# Antenna wiring



## jmuel (Aug 30, 2018)

2015 Cruze LT. Trying to trace the antenna wiring. In the right hand kick panel there are two double connectors. One carries phone/gps/ and I believe interconncts with the Onstar module. I'm interested in the connector carrying the am/fm and xm signals as I have no am, no xm and weak fm. There apparently is another connector somewhere between the kick panel and the radio as the color coding of the wires at the radio don't match the wires at the kick panel. Can anyone tell me where to find that connection?


----------



## ChevyGuy (Dec 13, 2014)

Is the B2B warranty still in effect? It's a bit of a stretch for a 2015, but not impossible.


----------



## jmuel (Aug 30, 2018)

ChevyGuy said:


> Is the B2B warranty still in effect? It's a bit of a stretch for a 2015, but not impossible.
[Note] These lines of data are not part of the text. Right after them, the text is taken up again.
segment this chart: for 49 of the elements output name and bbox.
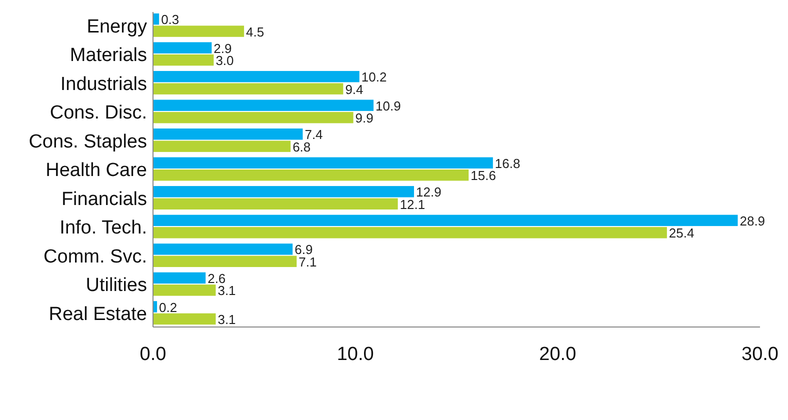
bar xyxy=(153,54,214,66)
bar xyxy=(153,244,293,255)
bar xyxy=(153,170,469,181)
bar xyxy=(153,272,206,284)
bar xyxy=(153,128,303,140)
bar xyxy=(153,112,354,124)
data-label: 25.4 xyxy=(668,226,694,241)
y-tick-label: Info. Tech. xyxy=(60,218,147,239)
bar xyxy=(153,227,667,238)
x-tick-label: 20.0 xyxy=(539,344,576,365)
bar xyxy=(153,214,738,226)
bar xyxy=(153,198,398,210)
y-tick-label: Financials xyxy=(61,188,147,210)
data-label: 3.1 xyxy=(218,312,236,327)
bar xyxy=(153,256,297,268)
y-tick-label: Cons. Disc. xyxy=(50,102,147,124)
x-tick-label: 10.0 xyxy=(336,344,374,365)
bar xyxy=(153,26,244,37)
x-tick-label: 30.0 xyxy=(742,344,778,365)
data-label: 2.9 xyxy=(214,40,232,56)
y-tick-label: Energy xyxy=(86,16,148,38)
bar xyxy=(153,100,374,111)
bar xyxy=(153,284,216,296)
data-label: 4.5 xyxy=(246,24,264,40)
bar xyxy=(153,186,414,198)
x-tick-label: 0.0 xyxy=(140,344,166,365)
data-label: 9.4 xyxy=(345,82,364,97)
data-label: 16.8 xyxy=(494,156,520,171)
bar xyxy=(153,83,344,94)
y-tick-label: Health Care xyxy=(46,160,147,182)
data-label: 15.6 xyxy=(470,168,496,184)
y-tick-label: Comm. Svc. xyxy=(44,246,147,268)
y-tick-label: Cons. Staples xyxy=(28,131,147,152)
data-label: 3.0 xyxy=(216,53,234,68)
bar xyxy=(153,42,212,54)
bar xyxy=(153,313,216,325)
bar xyxy=(153,70,360,82)
data-label: 10.9 xyxy=(376,98,401,114)
y-tick-label: Utilities xyxy=(86,275,147,296)
y-tick-label: Materials xyxy=(70,45,147,66)
bar xyxy=(153,140,291,152)
data-label: 28.9 xyxy=(740,213,766,228)
data-label: 9.9 xyxy=(355,110,374,126)
data-label: 0.2 xyxy=(159,300,178,315)
data-label: 10.2 xyxy=(361,70,387,85)
data-label: 0.3 xyxy=(161,12,180,28)
y-tick-label: Industrials xyxy=(60,74,147,95)
bar xyxy=(153,157,493,168)
y-tick-label: Real Estate xyxy=(48,304,147,325)
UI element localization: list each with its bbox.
No warranty. I did some work on car. had carpet pulled back on passenger side and thought I might have loosened a connection somewhere.


----------



## Blasirl (Mar 31, 2015)

I'd be very happy if you can figure this out. I brought my 2014 in when still under warranty because I went from a plethora of stations to choose from to only local stations. I still have this problem. I parked my wifes Caravan right next to me and went through the stations using seek and she pulled in more than 25 stations via FM and I get three. The dealer told me that he was going to save me some money and said for me to go under the dash and plug in the antenna. I went out to the parking lot and laid on the passenger floor and found I could not even get my hand under there.

I have since learned a lot about the Cruze, but fixing this issue still eludes me.


----------



## jmuel (Aug 30, 2018)

Blasirl said:


> I'd be very happy if you can figure this out. I brought my 2014 in when still under warranty because I went from a plethora of stations to choose from to only local stations. I still have this problem. I parked my wifes Caravan right next to me and went through the stations using seek and she pulled in more than 25 stations via FM and I get three. The dealer told me that he was going to save me some money and said for me to go under the dash and plug in the antenna. I went out to the parking lot and laid on the passenger floor and found I could not even get my hand under there.
> 
> I have since learned a lot about the Cruze, but fixing this issue still eludes me.


I've worked on a lot of Cruzes. Getting the radio out is easy but this doesn't seem to be a problem with the two connections (am/fm is one connection, xm is the other) at the back of the radio since both are not working. Seems like there must be another junction between the kick panel and the radio. I do suppose it could be a bad antenna but suddenly going from working to non-working after working on the car raises the probably cause as something else.


----------



## Blasirl (Mar 31, 2015)

jmuel said:


> I've worked on a lot of Cruzes. Getting the radio out is easy but this doesn't seem to be a problem with the two connections (am/fm is one connection, xm is the other) at the back of the radio since both are not working. Seems like there must be another junction between the kick panel and the radio. I do suppose it could be a bad antenna but suddenly going from working to non-working after working on the car raises the probably cause as something else.


My XM still works so not sure if the issue is identical.


----------



## ChevyGuy (Dec 13, 2014)

I tried looking at my factory 2013 manual, but it had no clues. The only thing I saw was if you have the MyLink with Nav, there's a splitter for the GPS signal. 

I think the changes for the 2014 are significant enough that my manual doesn't reflect your car very well. (Wasn't that the year they added WiFi?)


----------



## StLouisCPhT (Sep 13, 2015)

1) Wifi was added in 2015.

2) Color Coding is irrelevant. That only indicates the type of connectors used on the cables.

3) As far as I have ever seen in all the Cruzes I have dug around in, the AM/FM/XM goes directly to the kick panel connector. Here is a picture of the cable(s) in question.

Check your connections under the headliner to be sure there aren't any problems there.


----------



## Blasirl (Mar 31, 2015)

StLouisCPhT said:


> 1) Wifi was added in 2015.
> 
> 2) Color Coding is irrelevant. That only indicates the type of connectors used on the cables.
> 
> ...



Which kick panel?


----------



## StLouisCPhT (Sep 13, 2015)

Passenger side.

If you have been working down around the connector point, if it possible to plug it back together without it actually making contact. This would effectively kill both radio and xm antenna signal strengths. Same thing applies to the plug connectors on the radio.

Learned this the hard way.


----------